Il y a six partis, dont trois seulement (MLSTP, PCD et ADI) sont actuellement représentés à l’Assemblée (le CODO n’est plus représenté) :

- ADI, Acção democrática independente, créée en 1992 par des proches du Président Miguel Trovoada, dont son fils Patrício Trovoada

- FDC-PSU, Frente democráta cristã-Partido social da unidade dirigé par Artur Torres

- MLSTP-PSD, Movimento de libertação de São Tomé e Príncipe/Partido social-democrata, créé en 1960 comme Comité de libération de STP au Ghana, membre de la Conférence des organisations nationalistes des colonies portugaises (CONCP créée en 1962), puis comme Mouvement lors d’un congrès en Guinée équatoriale le 12 juillet 1972 ; Manuel Pinto da Costa en fut le président, par cumul avec les fonctions de Président de la République.

- PAP ou AP, Partido da aliança popular, créé en 1992 par Carlos Espirito Santo.

- PCD/GR, Partido da convergência democrática/Grupo de reflexão, créé comme groupe de réflexion le 10 décembre 1989 et comme parti le 4 novembre 1990, par des dissidents du MLSTP n’ayant pas suivi Carlos da Graça dans le retour au parti unique. Il est dirigé par Alda Bandeira.

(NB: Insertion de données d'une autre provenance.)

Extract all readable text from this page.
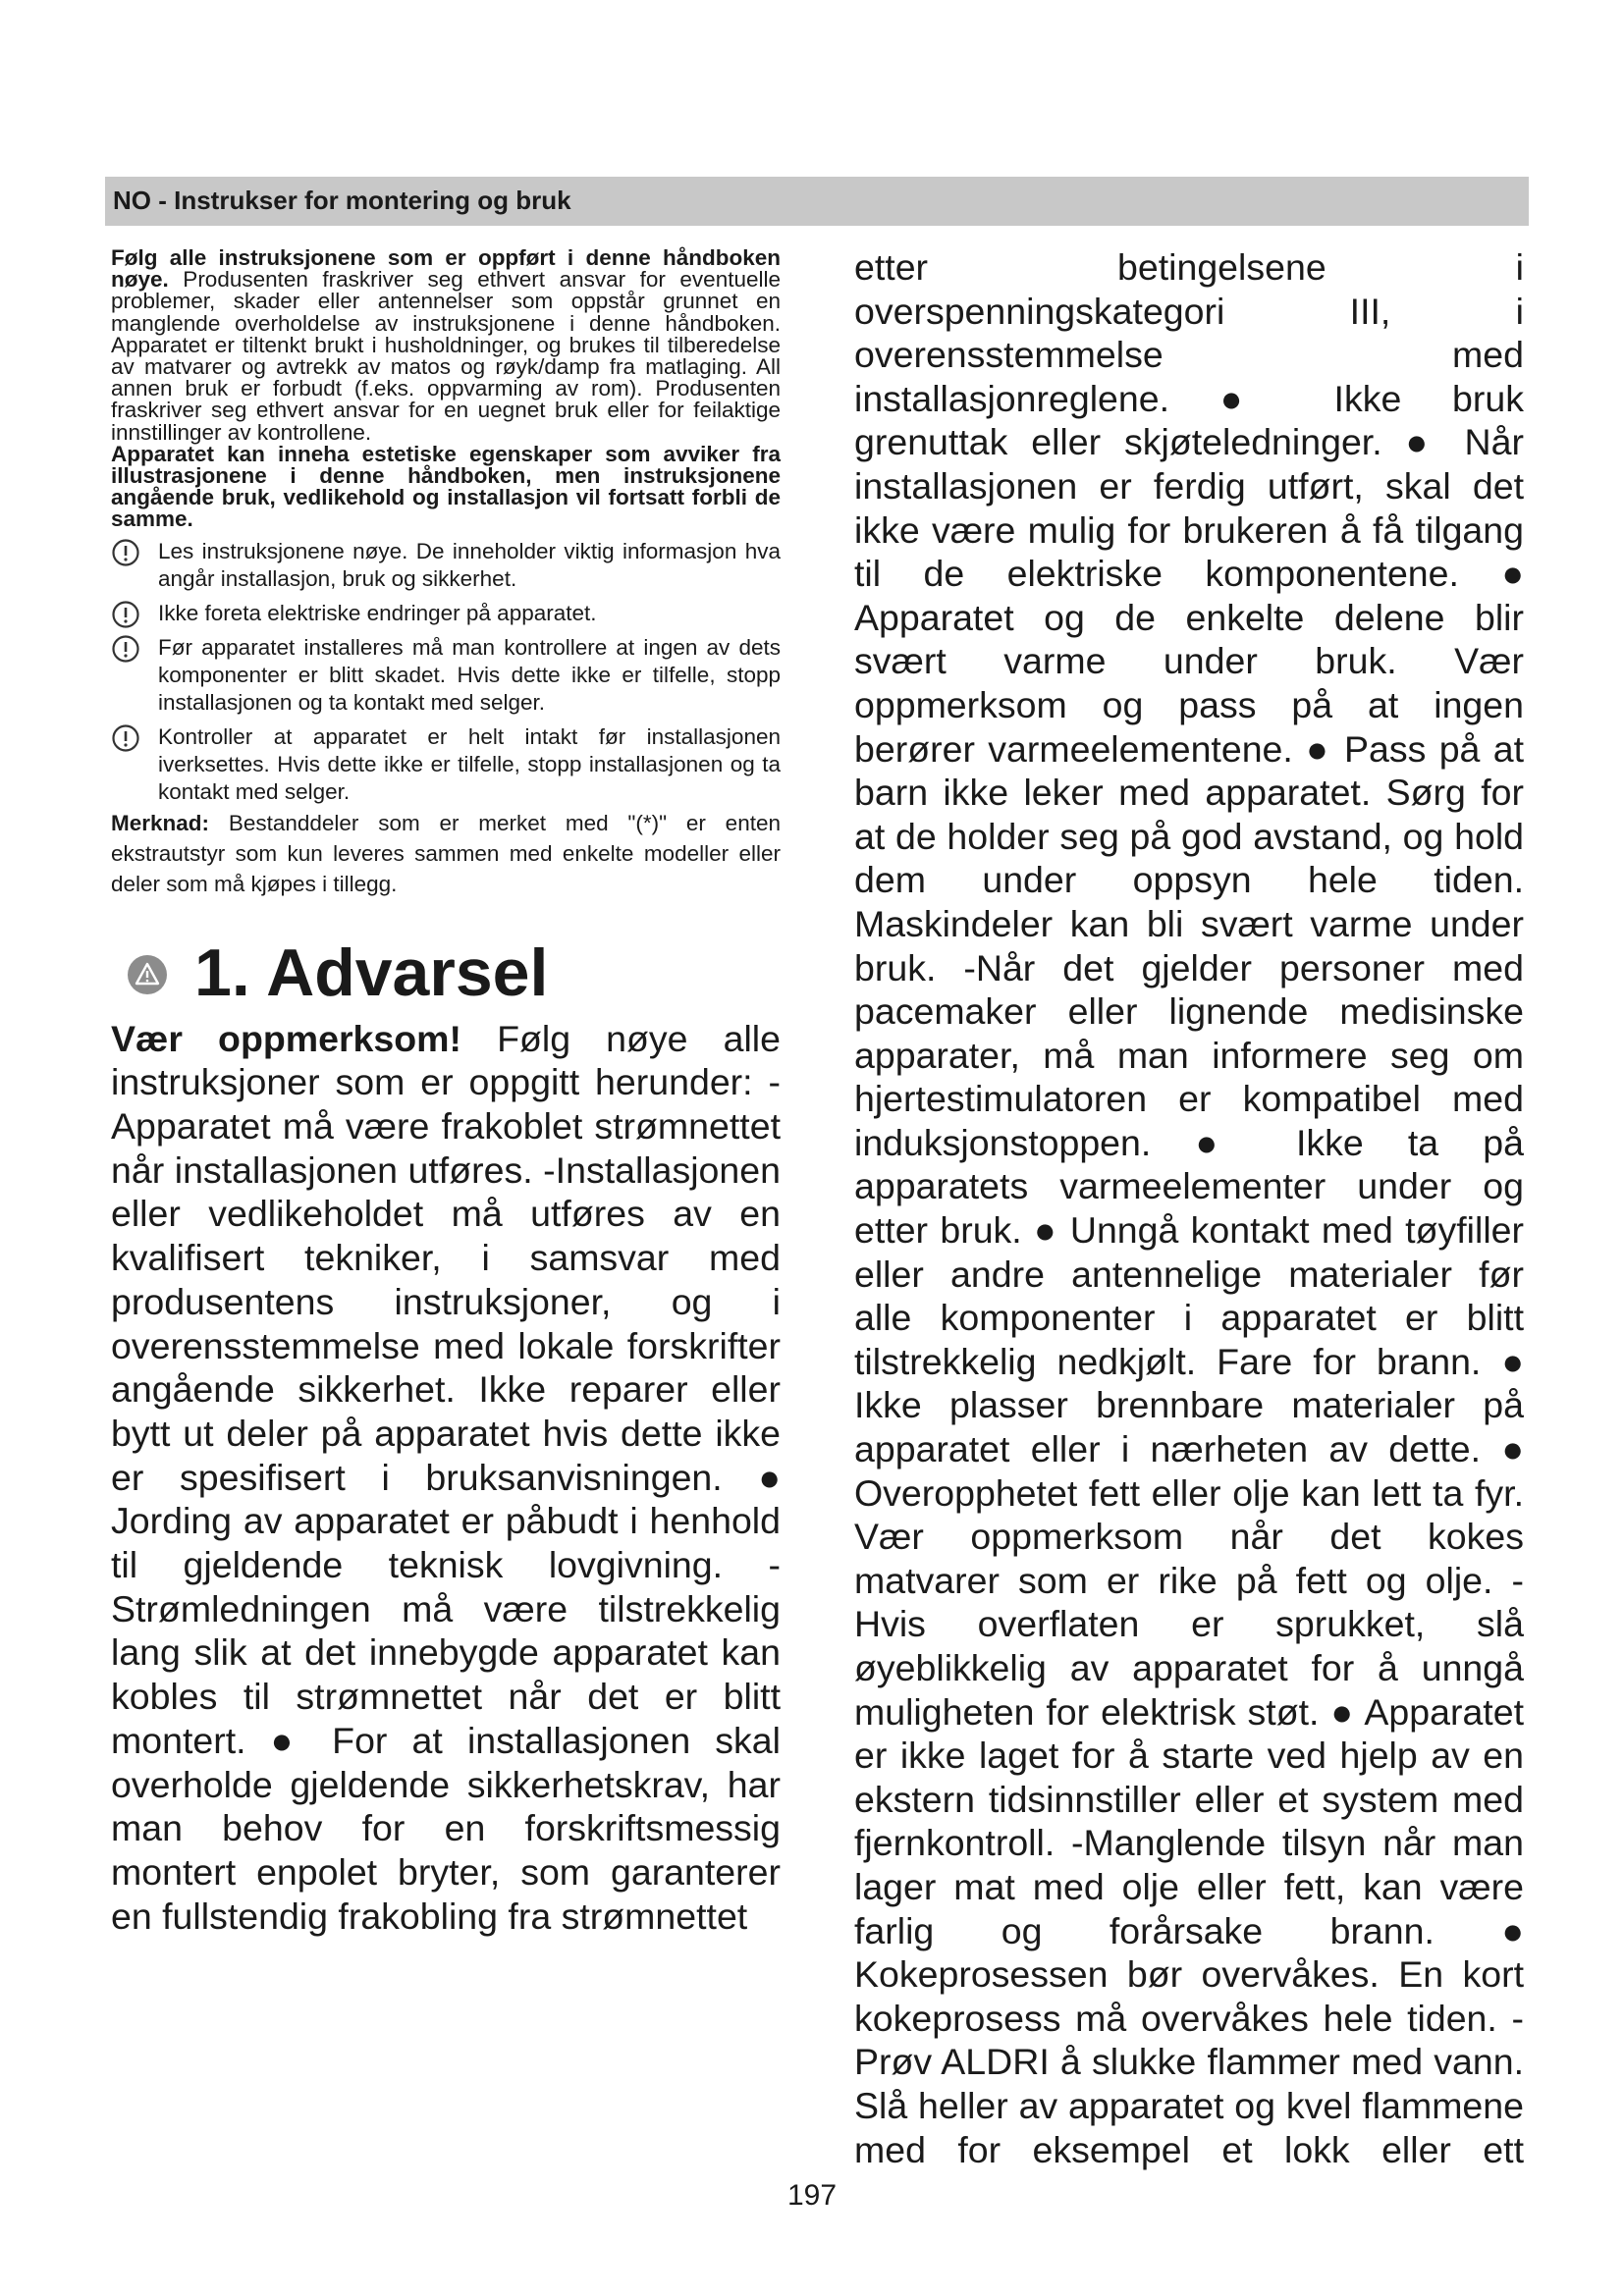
NO - Instrukser for montering og bruk

Følg alle instruksjonene som er oppført i denne håndboken nøye. Produsenten fraskriver seg ethvert ansvar for eventuelle problemer, skader eller antennelser som oppstår grunnet en manglende overholdelse av instruksjonene i denne håndboken. Apparatet er tiltenkt brukt i husholdninger, og brukes til tilberedelse av matvarer og avtrekk av matos og røyk/damp fra matlaging. All annen bruk er forbudt (f.eks. oppvarming av rom). Produsenten fraskriver seg ethvert ansvar for en uegnet bruk eller for feilaktige innstillinger av kontrollene.

Apparatet kan inneha estetiske egenskaper som avviker fra illustrasjonene i denne håndboken, men instruksjonene angående bruk, vedlikehold og installasjon vil fortsatt forbli de samme.

Les instruksjonene nøye. De inneholder viktig informasjon hva angår installasjon, bruk og sikkerhet.
Ikke foreta elektriske endringer på apparatet.
Før apparatet installeres må man kontrollere at ingen av dets komponenter er blitt skadet. Hvis dette ikke er tilfelle, stopp installasjonen og ta kontakt med selger.
Kontroller at apparatet er helt intakt før installasjonen iverksettes. Hvis dette ikke er tilfelle, stopp installasjonen og ta kontakt med selger.

Merknad: Bestanddeler som er merket med "(*)" er enten ekstrautstyr som kun leveres sammen med enkelte modeller eller deler som må kjøpes i tillegg.

1. Advarsel

Vær oppmerksom! Følg nøye alle instruksjoner som er oppgitt herunder: - Apparatet må være frakoblet strømnettet når installasjonen utføres. -Installasjonen eller vedlikeholdet må utføres av en kvalifisert tekniker, i samsvar med produsentens instruksjoner, og i overensstemmelse med lokale forskrifter angående sikkerhet. Ikke reparer eller bytt ut deler på apparatet hvis dette ikke er spesifisert i bruksanvisningen. ● Jording av apparatet er påbudt i henhold til gjeldende teknisk lovgivning. - Strømledningen må være tilstrekkelig lang slik at det innebygde apparatet kan kobles til strømnettet når det er blitt montert. ● For at installasjonen skal overholde gjeldende sikkerhetskrav, har man behov for en forskriftsmessig montert enpolet bryter, som garanterer en fullstendig frakobling fra strømnettet

etter betingelsene i overspenningskategori III, i overensstemmelse med installasjonreglene. ● Ikke bruk grenuttak eller skjøteledninger. ● Når installasjonen er ferdig utført, skal det ikke være mulig for brukeren å få tilgang til de elektriske komponentene. ● Apparatet og de enkelte delene blir svært varme under bruk. Vær oppmerksom og pass på at ingen berører varmeelementene. ● Pass på at barn ikke leker med apparatet. Sørg for at de holder seg på god avstand, og hold dem under oppsyn hele tiden. Maskindeler kan bli svært varme under bruk. -Når det gjelder personer med pacemaker eller lignende medisinske apparater, må man informere seg om hjertestimulatoren er kompatibel med induksjonstoppen. ● Ikke ta på apparatets varmeelementer under og etter bruk. ● Unngå kontakt med tøyfiller eller andre antennelige materialer før alle komponenter i apparatet er blitt tilstrekkelig nedkjølt. Fare for brann. ● Ikke plasser brennbare materialer på apparatet eller i nærheten av dette. ● Overopphetet fett eller olje kan lett ta fyr. Vær oppmerksom når det kokes matvarer som er rike på fett og olje. -Hvis overflaten er sprukket, slå øyeblikkelig av apparatet for å unngå muligheten for elektrisk støt. ● Apparatet er ikke laget for å starte ved hjelp av en ekstern tidsinnstiller eller et system med fjernkontroll. -Manglende tilsyn når man lager mat med olje eller fett, kan være farlig og forårsake brann. ● Kokeprosessen bør overvåkes. En kort kokeprosess må overvåkes hele tiden. - Prøv ALDRI å slukke flammer med vann. Slå heller av apparatet og kvel flammene med for eksempel et lokk eller ett

197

– PDSTP-CÓDÓ, Partido democrático de São Tomé e Príncipe – Coligação democrática da oposição : la CODO, d’abord créée à Lisbonne en avril 1990 par des éléments du FNRSTP, de l’UDIST et de l’ADN, devint parti à São Tomé le 30 juin 1991, formée par des dissidents du PCD/GR ayant refusé le soutien à Miguel Trovoada, et dirigée par Virgilio Carvalho.

 

Le mouvement syndical est faible. Récemment le Syndicat national des travailleurs de la santé (SINTRASA, Sindicato nacional dos trabalhadores da Saúde) dirigé par Carlos Ramos a organisé une grève. La première grève générale depuis l’indépendance (1975) a été observée en mars 1998 lorsque les 3750 fonctionnaires affiliés au Syndicat des travailleurs de l’Etat (STE) ont appelé à réclamer le versement d’arriérés de salaires.

En avril 2000, un accord a été signé entre les syndicats et le gouvernement pour fixer le salaire minimum et mettre ainsi fin à la plus longue grève que le pays a connu depuis son accession à l'indépendance. Suite à cette grève, deux Ministres ont démissionnés du Gouvernement : celui des affaires étrangères et celui de la fonction publique.

 

La peine de mort a été abolie en novembre 1988. La Constitution reconnaît la pleine liberté de conscience, d’expression, d'association, de réunion et de manifestation. Tous les citoyens âgés de 18 ans sont électeurs et éligibles après recensement obligatoire. A noter que les habitants originaires des quatre pays africains lusophones, présents dans le pays au moment de l’indépendance, peuvent être recensés et voter.

 

La liberté de la presse est reconnue par la Constitution, mais dans ce pays de quelques centaines de milliers d’habitants, les titres ne sont ni abondants, ni n’ont de périodicité régulière. On peut citer :

-Noticias de Sao Tomé e Príncipe,
- Cronica
-Revoluçao,
- O Parvo,
-Nova Republica,
- Diário da República de Sao Tomé e Príncipe, journal gouvernemental créé en 1836 (Imprensa nacional, C.P.28, São Tomé),
- Povo, créé en 1985, magazine hebdomadaire (Rua 3 de fevereiro, Prédio da Flêbê, São Tomé).

Sao Tomé dispose d’une radio nationale qui émet 17 heures par jour et une télévision nationale qui émet 5 à 6 heures quotidiennement. Il faut aussi noter que depuis 1999 une novelle radio, Radio régional de Principe a commencé à émettre. En 2000, le Gouvernement a annoncé sa volonté de privatiser les médias publics, la radio et la télévision suite aux critiques de l'opposition sur l'impartialité de ces médias.